15 responses to “Trump picks a side: DeVos over military veterans and other low-income students

  1. Horse crap!! this is written by the NEA & they have a huge bias.political & otherwise.. will twist anything/anyway they can if they think it is to their benefit… Think otherwise?? Look at the garbage they have coming out of so called education/schools the push for various reforms that benefit them & no one else [ self-serving & power & $$ grubbing] ….. look at common core..look at how they have allowed history to be destroyed & rewritten to their specifications… think people… look at facts not slanted articles meant only to push a narrative ….

    1. This was written by the associated press, not NEA. It is just posted on their website. Also, have you found any other information or do you just choose to be against it based on where it was published? We all need to work a little harder on actually understanding the facts whether than just agreeing or disagreeing based on who says something

    2. Sorry that you don’t understand something that you feel passionate to post about. That must be embarrassing.

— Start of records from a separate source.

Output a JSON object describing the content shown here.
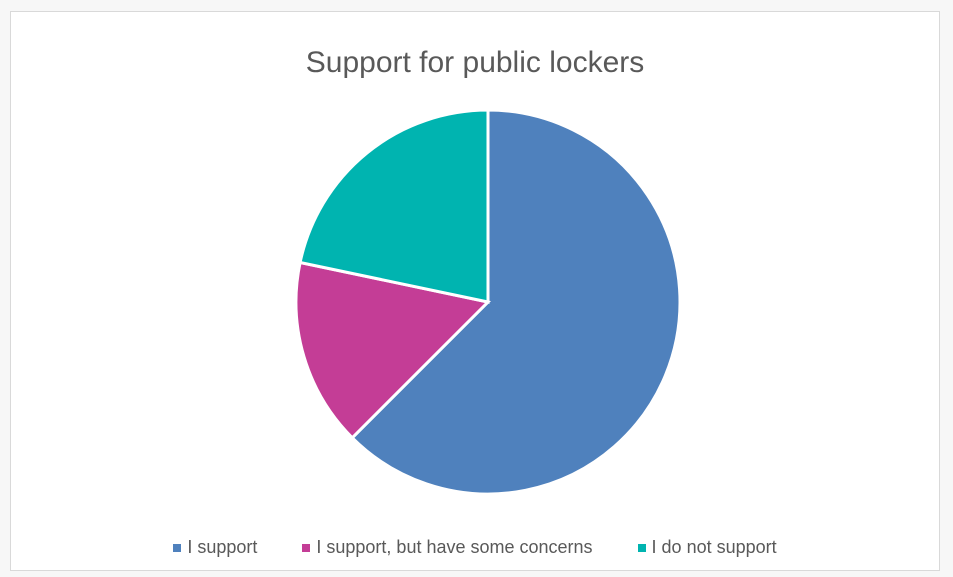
{
  "chart_data": {
    "type": "pie",
    "title": "Support for public lockers",
    "categories": [
      "I support",
      "I support, but have some concerns",
      "I do not support"
    ],
    "values": [
      62.5,
      15.8,
      21.7
    ],
    "colors": [
      "#4f81bd",
      "#c43d96",
      "#00b4b0"
    ],
    "legend_position": "bottom"
  }
}
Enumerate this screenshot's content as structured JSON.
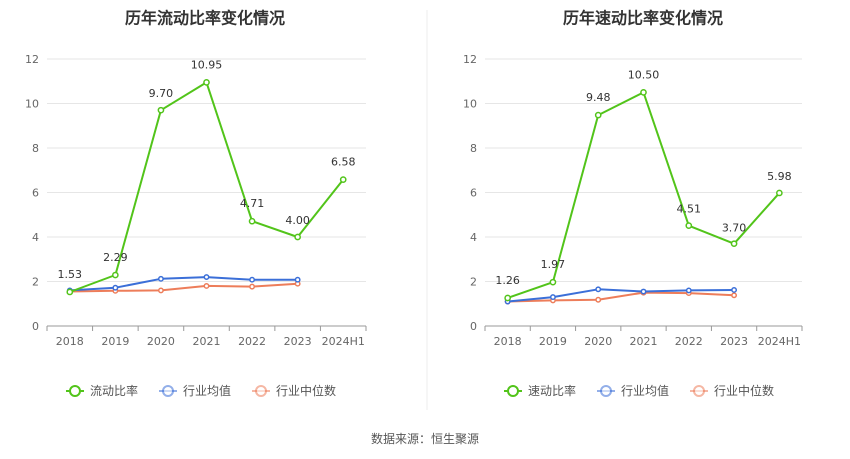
{
  "source_text": "数据来源：恒生聚源",
  "chart_data": [
    {
      "type": "line",
      "title": "历年流动比率变化情况",
      "categories": [
        "2018",
        "2019",
        "2020",
        "2021",
        "2022",
        "2023",
        "2024H1"
      ],
      "ylim": [
        0,
        12
      ],
      "yticks": [
        0,
        2,
        4,
        6,
        8,
        10,
        12
      ],
      "grid": true,
      "legend_position": "bottom",
      "series": [
        {
          "name": "流动比率",
          "color": "#52c41a",
          "labels": true,
          "values": [
            1.53,
            2.29,
            9.7,
            10.95,
            4.71,
            4.0,
            6.58
          ],
          "value_labels": [
            "1.53",
            "2.29",
            "9.70",
            "10.95",
            "4.71",
            "4.00",
            "6.58"
          ]
        },
        {
          "name": "行业均值",
          "color": "#3b6fd8",
          "labels": false,
          "values": [
            1.6,
            1.72,
            2.12,
            2.2,
            2.08,
            2.08,
            null
          ]
        },
        {
          "name": "行业中位数",
          "color": "#ed7d5a",
          "labels": false,
          "values": [
            1.55,
            1.58,
            1.6,
            1.8,
            1.77,
            1.9,
            null
          ]
        }
      ]
    },
    {
      "type": "line",
      "title": "历年速动比率变化情况",
      "categories": [
        "2018",
        "2019",
        "2020",
        "2021",
        "2022",
        "2023",
        "2024H1"
      ],
      "ylim": [
        0,
        12
      ],
      "yticks": [
        0,
        2,
        4,
        6,
        8,
        10,
        12
      ],
      "grid": true,
      "legend_position": "bottom",
      "series": [
        {
          "name": "速动比率",
          "color": "#52c41a",
          "labels": true,
          "values": [
            1.26,
            1.97,
            9.48,
            10.5,
            4.51,
            3.7,
            5.98
          ],
          "value_labels": [
            "1.26",
            "1.97",
            "9.48",
            "10.50",
            "4.51",
            "3.70",
            "5.98"
          ]
        },
        {
          "name": "行业均值",
          "color": "#3b6fd8",
          "labels": false,
          "values": [
            1.1,
            1.3,
            1.65,
            1.55,
            1.6,
            1.62,
            null
          ]
        },
        {
          "name": "行业中位数",
          "color": "#ed7d5a",
          "labels": false,
          "values": [
            1.1,
            1.15,
            1.18,
            1.5,
            1.48,
            1.38,
            null
          ]
        }
      ]
    }
  ]
}
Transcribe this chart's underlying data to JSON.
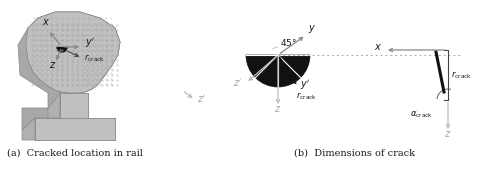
{
  "fig_width": 5.0,
  "fig_height": 1.81,
  "dpi": 100,
  "bg_color": "#ffffff",
  "caption_a": "(a)  Cracked location in rail",
  "caption_b": "(b)  Dimensions of crack",
  "gray_c8": "#c8c8c8",
  "gray_b8": "#b8b8b8",
  "gray_a8": "#a8a8a8",
  "gray_98": "#989898",
  "gray_d8": "#d8d8d8",
  "arrow_gray": "#aaaaaa",
  "dark_gray": "#333333",
  "black": "#111111",
  "text_color": "#1a1a1a"
}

    3. LOL what about common core. Common core is a proven menthod to prepare our kids for college. The numbers of kids passing entrance exams is proof enough. Now go ahead spew so more BS you have read on facebook memes or from Fox News

  2. There is no easy solution here, and I am sure Pres. Trump will not hastily approve a change of legislation without clearly knowing the effect it will have, longterm. I am sure he would love to eliminate this debt that was fraudulently acquired. Quite frankly, however, I would say he has far bigger fish to fry at this time.
    And who is to say that there isn’t other, unrelated garbage attached to this proposal? That is, after all, how so many bull-shit laws get pushed through!

    1. Your last sentence rings a familiar bell for me. I can’t remember a one issue bill..most have a lot of personal stuff by members of congress included. Full disclosure is necessary.

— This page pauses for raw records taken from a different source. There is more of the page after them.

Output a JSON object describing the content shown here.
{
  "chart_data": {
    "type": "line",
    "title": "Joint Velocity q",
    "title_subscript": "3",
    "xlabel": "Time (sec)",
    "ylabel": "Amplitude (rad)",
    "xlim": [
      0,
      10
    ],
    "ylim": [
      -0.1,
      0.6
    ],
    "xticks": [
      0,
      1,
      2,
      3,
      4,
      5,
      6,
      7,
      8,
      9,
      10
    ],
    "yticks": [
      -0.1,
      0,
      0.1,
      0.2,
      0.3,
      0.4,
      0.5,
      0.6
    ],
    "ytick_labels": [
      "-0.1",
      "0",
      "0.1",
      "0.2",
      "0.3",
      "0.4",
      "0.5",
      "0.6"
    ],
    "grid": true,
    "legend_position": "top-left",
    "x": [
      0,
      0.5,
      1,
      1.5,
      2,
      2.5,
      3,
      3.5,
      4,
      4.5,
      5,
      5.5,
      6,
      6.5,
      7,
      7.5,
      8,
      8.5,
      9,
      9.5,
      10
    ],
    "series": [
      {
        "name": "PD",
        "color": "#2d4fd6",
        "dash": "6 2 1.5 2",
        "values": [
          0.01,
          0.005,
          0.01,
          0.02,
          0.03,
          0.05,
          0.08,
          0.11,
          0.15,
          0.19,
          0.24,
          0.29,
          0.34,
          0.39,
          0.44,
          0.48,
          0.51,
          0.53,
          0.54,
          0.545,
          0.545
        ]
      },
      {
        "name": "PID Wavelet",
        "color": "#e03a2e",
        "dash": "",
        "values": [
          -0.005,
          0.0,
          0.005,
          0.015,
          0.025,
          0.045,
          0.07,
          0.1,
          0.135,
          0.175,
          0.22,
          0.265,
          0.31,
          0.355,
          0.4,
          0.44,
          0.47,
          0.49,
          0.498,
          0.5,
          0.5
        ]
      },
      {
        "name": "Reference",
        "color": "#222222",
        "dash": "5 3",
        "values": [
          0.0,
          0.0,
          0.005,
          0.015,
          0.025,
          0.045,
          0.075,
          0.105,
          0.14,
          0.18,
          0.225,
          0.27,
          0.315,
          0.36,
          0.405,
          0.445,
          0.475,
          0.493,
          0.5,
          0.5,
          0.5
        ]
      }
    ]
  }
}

    1. Trying to use Pelosi as your excuse to screw over veterans is crap. We get it. You don’t care about them. Your hatred for Pelosi is greater than your respect for veterans.

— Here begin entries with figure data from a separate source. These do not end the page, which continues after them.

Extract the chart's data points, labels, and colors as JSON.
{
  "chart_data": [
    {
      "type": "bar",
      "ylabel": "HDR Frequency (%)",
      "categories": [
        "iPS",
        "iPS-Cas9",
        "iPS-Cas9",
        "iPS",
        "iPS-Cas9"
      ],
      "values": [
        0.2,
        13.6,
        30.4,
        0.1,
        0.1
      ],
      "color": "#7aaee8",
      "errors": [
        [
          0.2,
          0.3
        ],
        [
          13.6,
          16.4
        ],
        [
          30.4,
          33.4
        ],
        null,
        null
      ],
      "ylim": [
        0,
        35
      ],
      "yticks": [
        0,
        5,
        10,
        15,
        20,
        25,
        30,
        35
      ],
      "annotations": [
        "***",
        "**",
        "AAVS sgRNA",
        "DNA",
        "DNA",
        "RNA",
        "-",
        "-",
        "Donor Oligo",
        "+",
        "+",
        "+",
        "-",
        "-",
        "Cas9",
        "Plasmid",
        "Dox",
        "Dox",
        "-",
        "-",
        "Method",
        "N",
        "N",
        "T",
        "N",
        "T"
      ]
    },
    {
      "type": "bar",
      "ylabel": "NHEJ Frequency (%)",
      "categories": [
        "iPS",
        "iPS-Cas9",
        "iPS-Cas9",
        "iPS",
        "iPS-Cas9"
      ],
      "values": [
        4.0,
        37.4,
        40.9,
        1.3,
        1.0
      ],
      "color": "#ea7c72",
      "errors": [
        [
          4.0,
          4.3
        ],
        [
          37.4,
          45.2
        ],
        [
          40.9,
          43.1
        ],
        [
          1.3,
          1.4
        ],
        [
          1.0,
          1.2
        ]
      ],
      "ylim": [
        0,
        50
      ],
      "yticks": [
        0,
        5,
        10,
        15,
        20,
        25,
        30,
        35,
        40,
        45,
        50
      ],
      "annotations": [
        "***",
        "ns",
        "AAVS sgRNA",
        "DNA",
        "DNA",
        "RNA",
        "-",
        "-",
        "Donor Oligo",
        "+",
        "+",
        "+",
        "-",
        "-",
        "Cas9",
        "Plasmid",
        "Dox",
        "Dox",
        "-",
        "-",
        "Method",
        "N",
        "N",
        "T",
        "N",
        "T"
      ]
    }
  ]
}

      1. I completely agree! Those poor people (many veterans) deserve so much better. DeVos and Trump are both creeps, interested only in their pocketbooks and those of their friends. Being opposed to this Bipartisan resolution has very little to do with Nancy Pelosi. She is the person chosen by the House to speak for them, to express their beliefs. She is not expressing only her own views, but theirs. Hating something because Pelosi’s name is attached to it is ridiculous. Look beyond her name.

      2. haha. Veterans groups asked for it. Both parties voted for it. Your crooked savior vetoed it. And now you must make, yet another, lame excuse for Trump. Sorry that it’s a full-time job.

      3. There has to be more— to it…You..we….dont know all th “facts” PONTUS would NOT sell out th vets…not that stupid…reserve your opinion until you learn what is really going on…unless your blue then you could care less about truth…

  3. If it is only a joint resolution and not a proposed statute, why does the president play any role in signing or vetoing it?

  4. He and his secretary have made America a worldwide joke because of their autocratic approach to governing. They, I believe, falsely represent the elite societal attitudes of wealthy Americans. They DO represent the MINORITY of Americans who personify a hypocritical and apostate religious fringe of corrupt officials bent on reducing America to an Autocratic society.

  5. I guess this way no one will move against Trump University, for all the students defrauded by him.

  6. Again America is thrown under the school bus by the one who does not fulfill the office elected to. Someone needs to tell him that recess is over, and it’s time to put the toys away. Come November, America will be made strong when a new administration is voted in.